The output of the code is as follows:

```
Hit Rates:
LR: 0.556
LDA: 0.556
QDA: 0.552
```

It can be seen that the Logistic Regression and Linear Discriminant Analyser were both able to gain a 56% hit rate. However, the Quadratic Discriminant Analyser performed slightly worse and managed to gain a 55% hit rate.

Thus, there is hope that we *may* be able to partially predict the US stock market. There are a few caveats to this forecasting methodology:

- We haven't used any form of
**cross-validation**to reduce fitting errors. A production forecaster would require such analysis to be considered robust. - The forecaster has only been trained on data between
**2001-2004**inclusive. More recent stock market data may have substantially different prediction accuracy. - We haven't actually attempted to trade off this information. In particular, how would we actually
**execute trades**? Would we use the US e-mini future? Would we make use of Market-On-Open (MOO) or Market-On-Close (MOC) orders? We would also need to consider transaction costs.
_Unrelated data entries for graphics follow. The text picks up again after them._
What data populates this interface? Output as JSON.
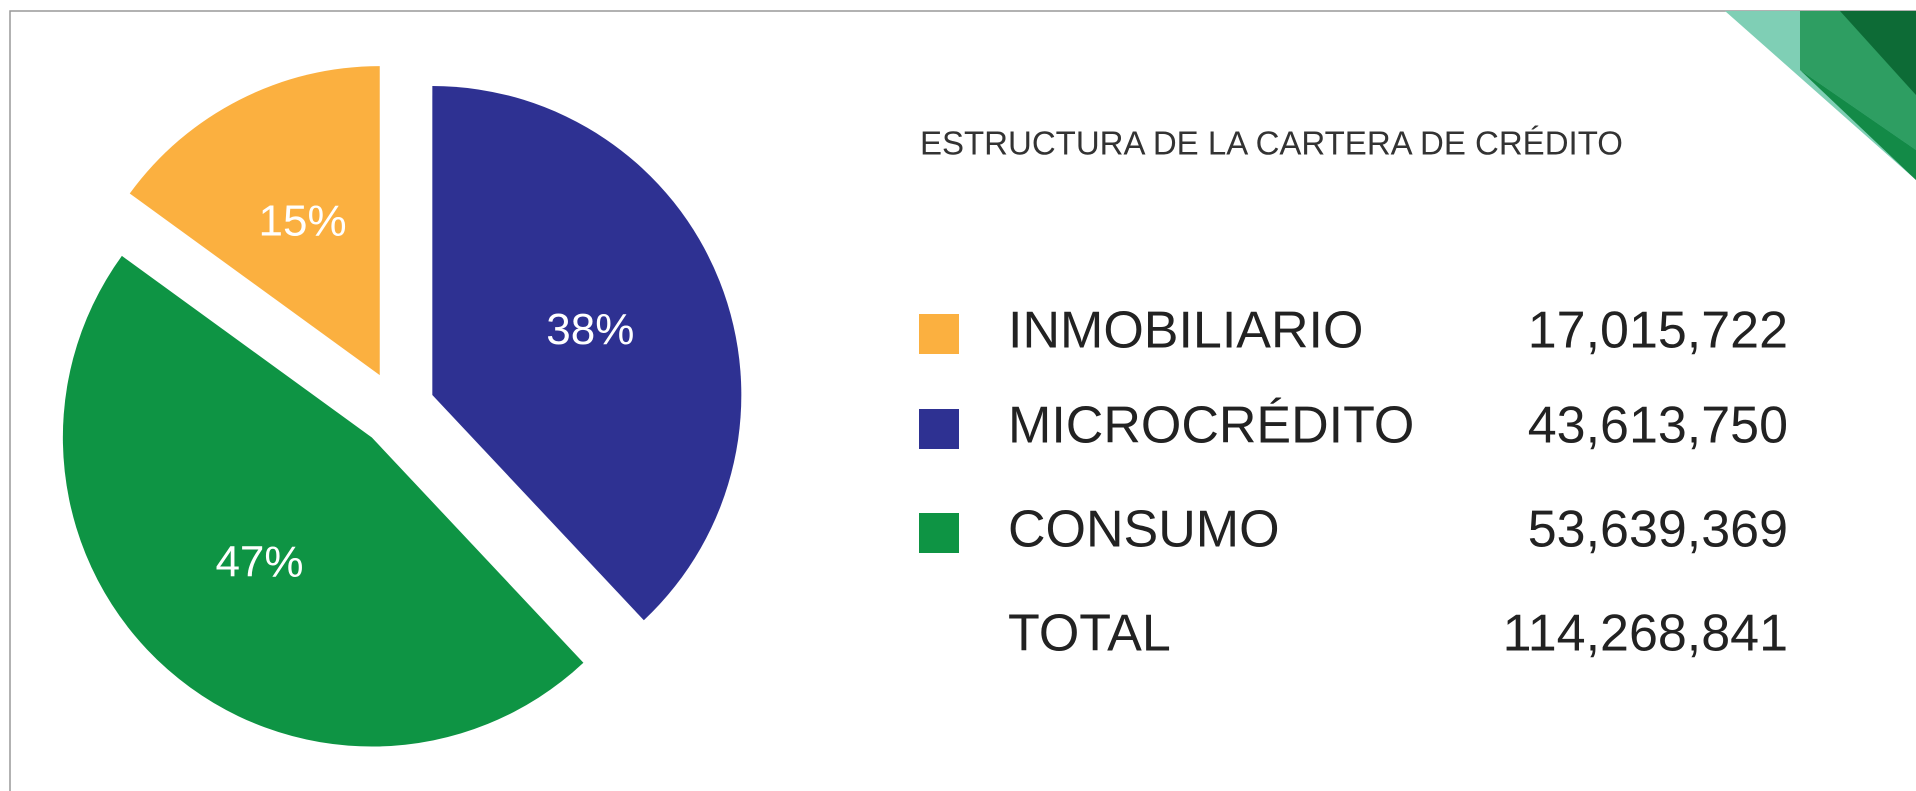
{
  "chart_data": {
    "type": "pie",
    "title": "ESTRUCTURA DE LA CARTERA DE CRÉDITO",
    "categories": [
      "MICROCRÉDITO",
      "CONSUMO",
      "INMOBILIARIO"
    ],
    "values": [
      38,
      47,
      15
    ],
    "value_labels": [
      "38%",
      "47%",
      "15%"
    ],
    "colors": [
      "#2e3192",
      "#0e9444",
      "#fbb040"
    ],
    "legend_order": [
      2,
      0,
      1
    ],
    "amounts": [
      "43,613,750",
      "53,639,369",
      "17,015,722"
    ],
    "total_label": "TOTAL",
    "total": "114,268,841"
  }
}
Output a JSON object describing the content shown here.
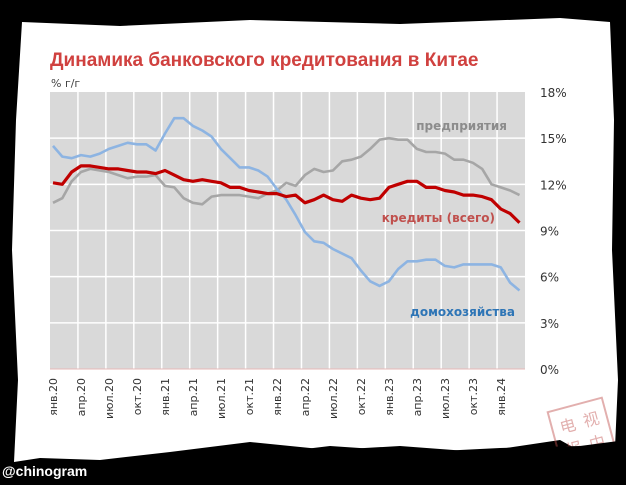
{
  "handle": "@chinogram",
  "stamp_text": "电视报中",
  "chart_data": {
    "type": "line",
    "title": "Динамика банковского кредитования в Китае",
    "ylabel": "% г/г",
    "xlabel": "",
    "ylim": [
      0,
      18
    ],
    "yticks": [
      0,
      3,
      6,
      9,
      12,
      15,
      18
    ],
    "ytick_labels": [
      "0%",
      "3%",
      "6%",
      "9%",
      "12%",
      "15%",
      "18%"
    ],
    "x_start": "янв.20",
    "x_end": "мар.24",
    "x_frequency": "monthly",
    "xtick_labels": [
      "янв.20",
      "апр.20",
      "июл.20",
      "окт.20",
      "янв.21",
      "апр.21",
      "июл.21",
      "окт.21",
      "янв.22",
      "апр.22",
      "июл.22",
      "окт.22",
      "янв.23",
      "апр.23",
      "июл.23",
      "окт.23",
      "янв.24"
    ],
    "grid": true,
    "legend": "inline labels",
    "series": [
      {
        "name": "предприятия",
        "color": "#a6a6a6",
        "label_color": "#8c8c8c",
        "values": [
          10.8,
          11.1,
          12.2,
          12.8,
          13.0,
          12.9,
          12.8,
          12.6,
          12.4,
          12.5,
          12.5,
          12.6,
          11.9,
          11.8,
          11.1,
          10.8,
          10.7,
          11.2,
          11.3,
          11.3,
          11.3,
          11.2,
          11.1,
          11.4,
          11.6,
          12.1,
          11.9,
          12.6,
          13.0,
          12.8,
          12.9,
          13.5,
          13.6,
          13.8,
          14.3,
          14.9,
          15.0,
          14.9,
          14.9,
          14.3,
          14.1,
          14.1,
          14.0,
          13.6,
          13.6,
          13.4,
          13.0,
          12.0,
          11.8,
          11.6,
          11.3
        ]
      },
      {
        "name": "кредиты (всего)",
        "color": "#c00000",
        "label_color": "#c0504d",
        "values": [
          12.1,
          12.0,
          12.8,
          13.2,
          13.2,
          13.1,
          13.0,
          13.0,
          12.9,
          12.8,
          12.8,
          12.7,
          12.9,
          12.6,
          12.3,
          12.2,
          12.3,
          12.2,
          12.1,
          11.8,
          11.8,
          11.6,
          11.5,
          11.4,
          11.4,
          11.2,
          11.3,
          10.8,
          11.0,
          11.3,
          11.0,
          10.9,
          11.3,
          11.1,
          11.0,
          11.1,
          11.8,
          12.0,
          12.2,
          12.2,
          11.8,
          11.8,
          11.6,
          11.5,
          11.3,
          11.3,
          11.2,
          11.0,
          10.4,
          10.1,
          9.5
        ]
      },
      {
        "name": "домохозяйства",
        "color": "#8db4e2",
        "label_color": "#2e75b6",
        "values": [
          14.5,
          13.8,
          13.7,
          13.9,
          13.8,
          14.0,
          14.3,
          14.5,
          14.7,
          14.6,
          14.6,
          14.2,
          15.3,
          16.3,
          16.3,
          15.8,
          15.5,
          15.1,
          14.3,
          13.7,
          13.1,
          13.1,
          12.9,
          12.5,
          11.7,
          11.0,
          10.0,
          8.9,
          8.3,
          8.2,
          7.8,
          7.5,
          7.2,
          6.4,
          5.7,
          5.4,
          5.7,
          6.5,
          7.0,
          7.0,
          7.1,
          7.1,
          6.7,
          6.6,
          6.8,
          6.8,
          6.8,
          6.8,
          6.6,
          5.6,
          5.1
        ]
      }
    ]
  }
}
In subsequent articles we will consider these issues in greater depth.

## A Warning on Random Forecasting

In this section I want to overtly highlight the problem of statistical significance when dealing with forecasters. In addition to the forecaster outlined above I also generated a "forecasting" series based solely on the sign of random draws from a standard normal distribution. Note that in the same period it has produced a forecasting hit-rate of 53.4% and yet the method used to generate the series is essentially no different to tossing a coin! Keep this in mind whenever you carry out forecasting procedures as it can often lead to dire trading performance if not taken into account.

In the following articles we will consider more advanced supervised non-linear forecasting classifiers such as artificial neural networks (ANN) and support vector machines (SVM). With a "stable" of machine learning techniques at our disposal we will subsequently be able to make use of *ensemble methods* to produce a forecasting accuracy and robustness that can sometimes exceed those of any individual forecaster.